Cumulus Media, the second-largest owner and operator of AM and FM radio stations in America, will not be renewing its contracts with both Rush Limbaugh and Sean Hannity on its 40 channels that have hundreds of radio stations. Although they may have already signed with rival syndicate WOR, the future of right-wing radio may be in jeopardy. The majority of its listeners, primarily white, are disappearing because most of its older demographic. Limbaugh blamed the ad buyers, saying that they are Limbaugh recently acknowledged difficulty selling ads, complaining ad buyers are “are young women fresh out of college, liberal feminists who hate conservatism.” For months, Cumulus has been telling investors that Limbaugh is costing the company millions of dollars in lost advertizing.

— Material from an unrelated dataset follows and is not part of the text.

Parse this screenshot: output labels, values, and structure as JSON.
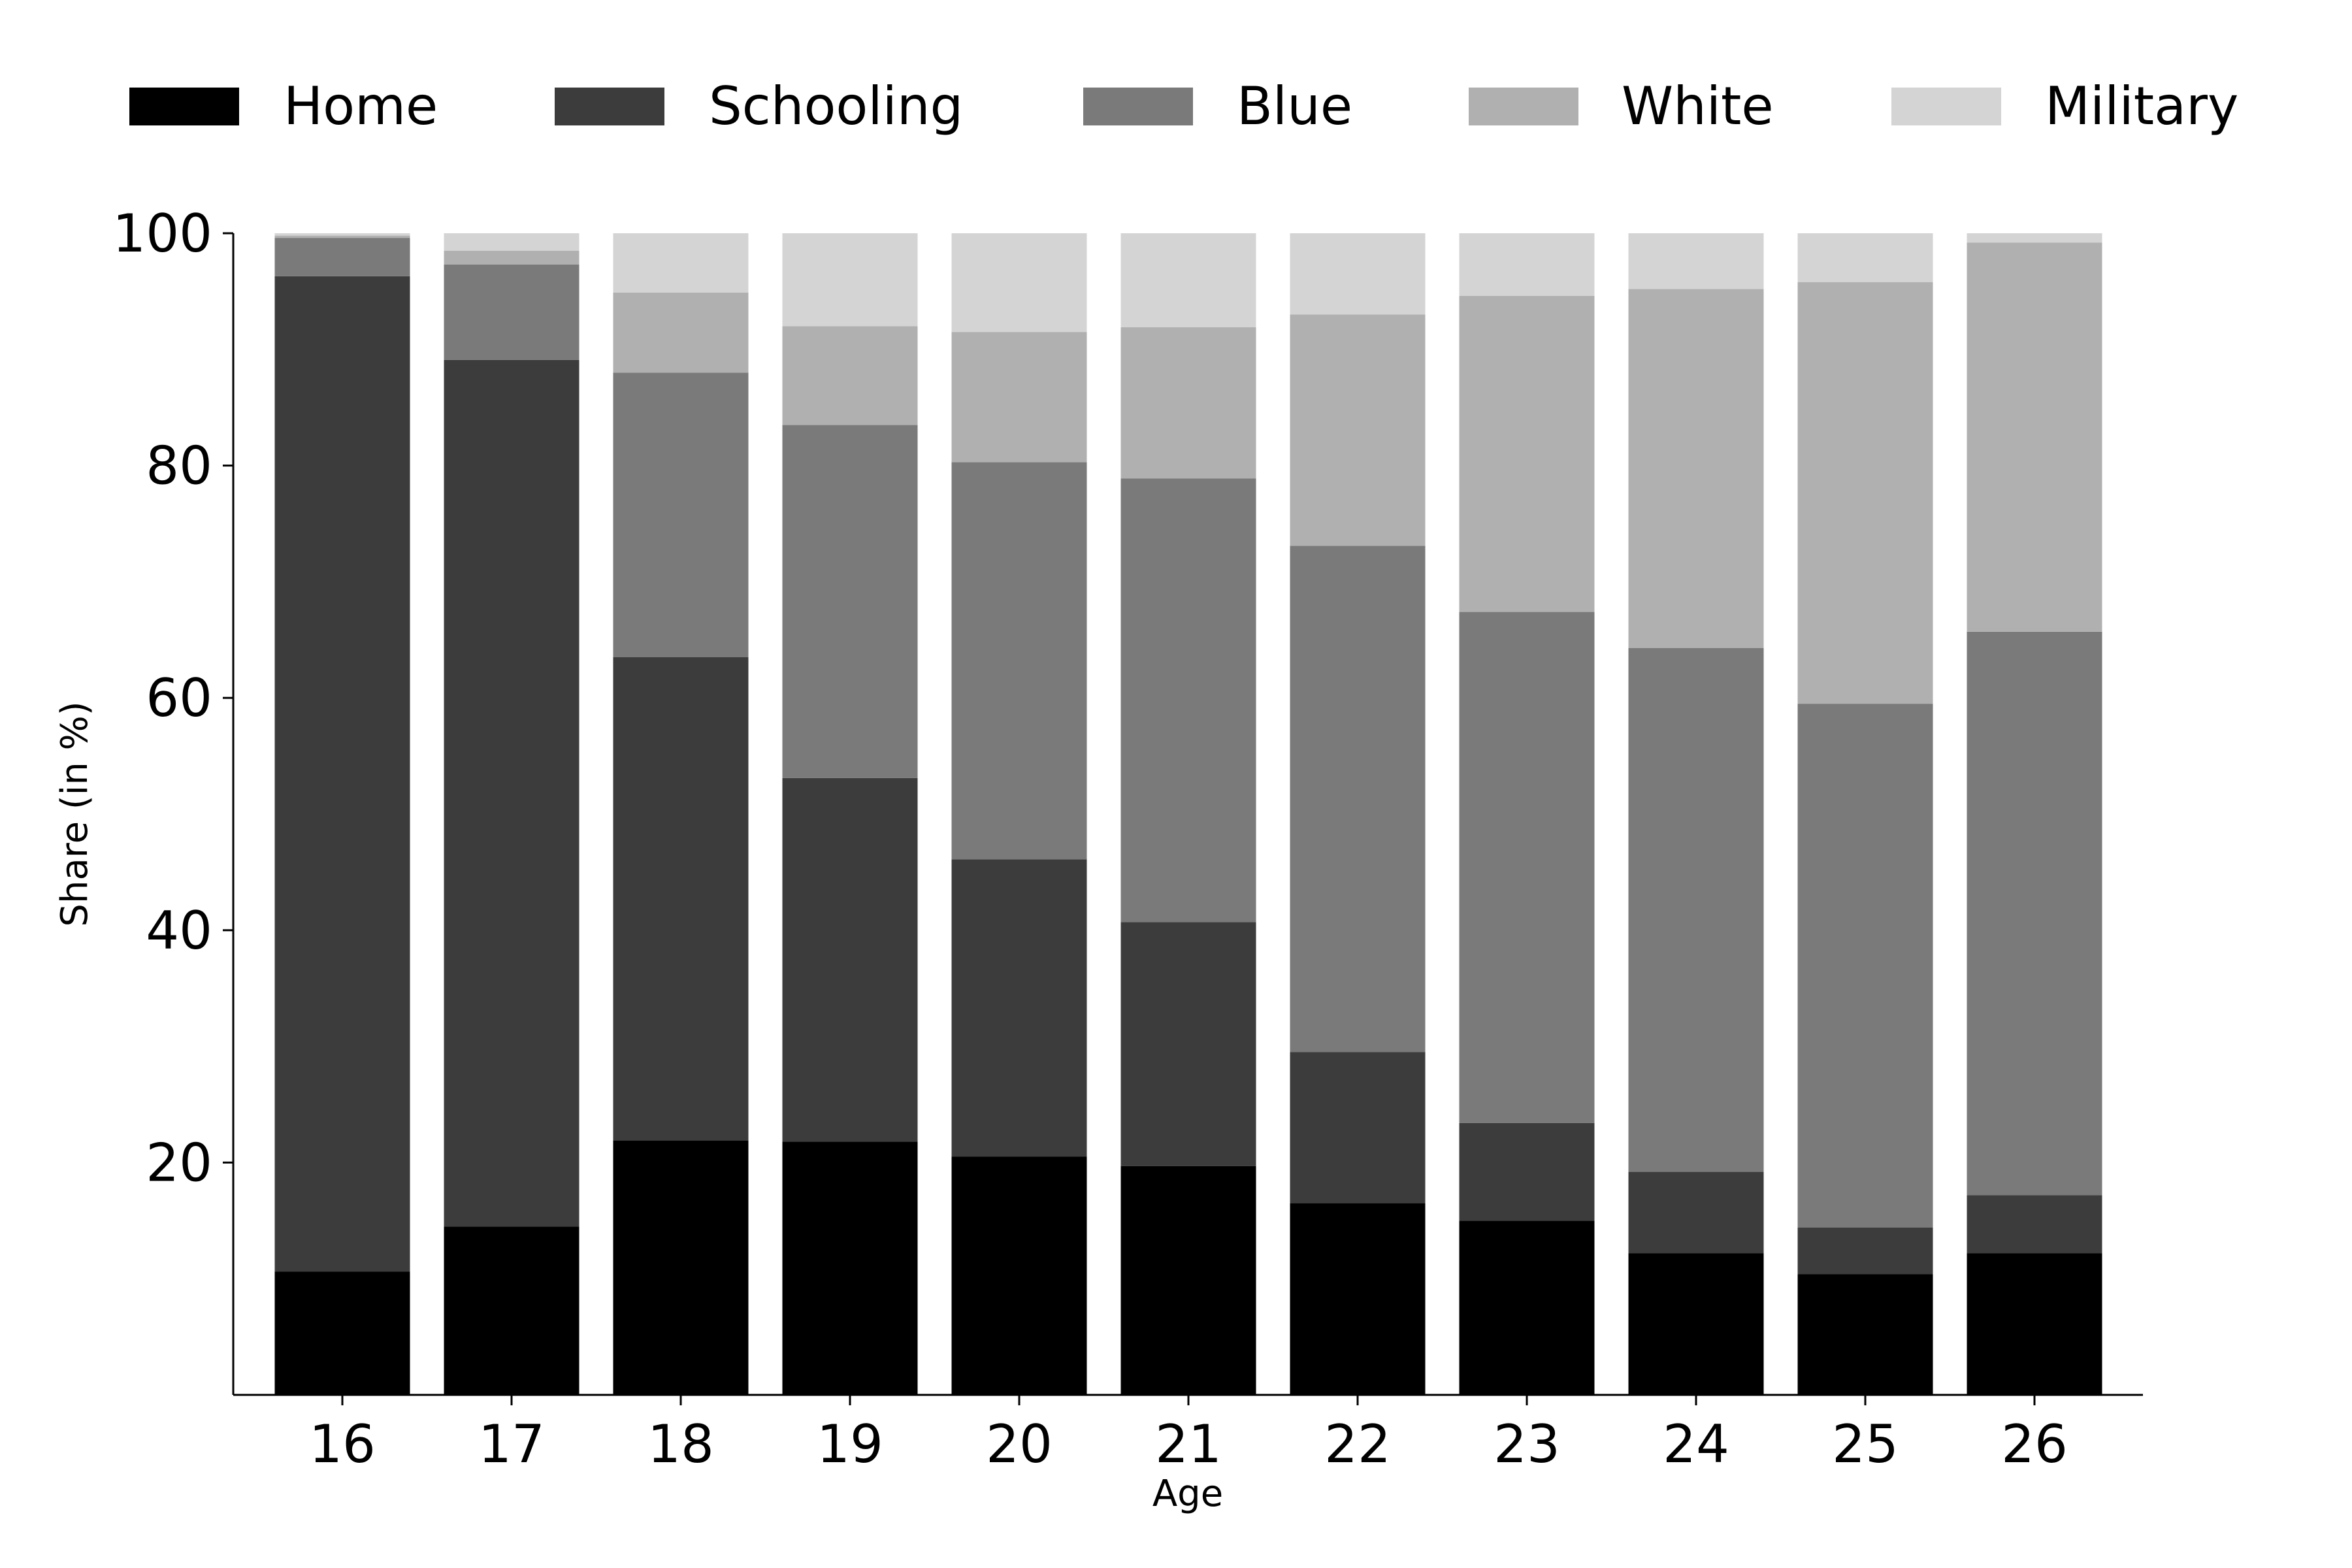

If your electricity bills going up, it might be because of banks rigging the market. This week, the Federal Regulatory Commission fined JP Morgan Chase $410 million fine, following a penalty of almost $500 million against the British bank Barclay two weeks ago. JP Morgan agreed to pay a civil penalty of $285 million and return $125 million in wrongful profits without either admitting or denying its guilt in using energy traders to fix prices. The situation isn’t unique: financial markets are controlling market forces in oil, currency exchanges, and hard commodities from precious metals to aluminum. Industry deregulation in the 1990s permitted banks to directly deal in physical commodity markets instead of being limited to financial products based on commodity prices.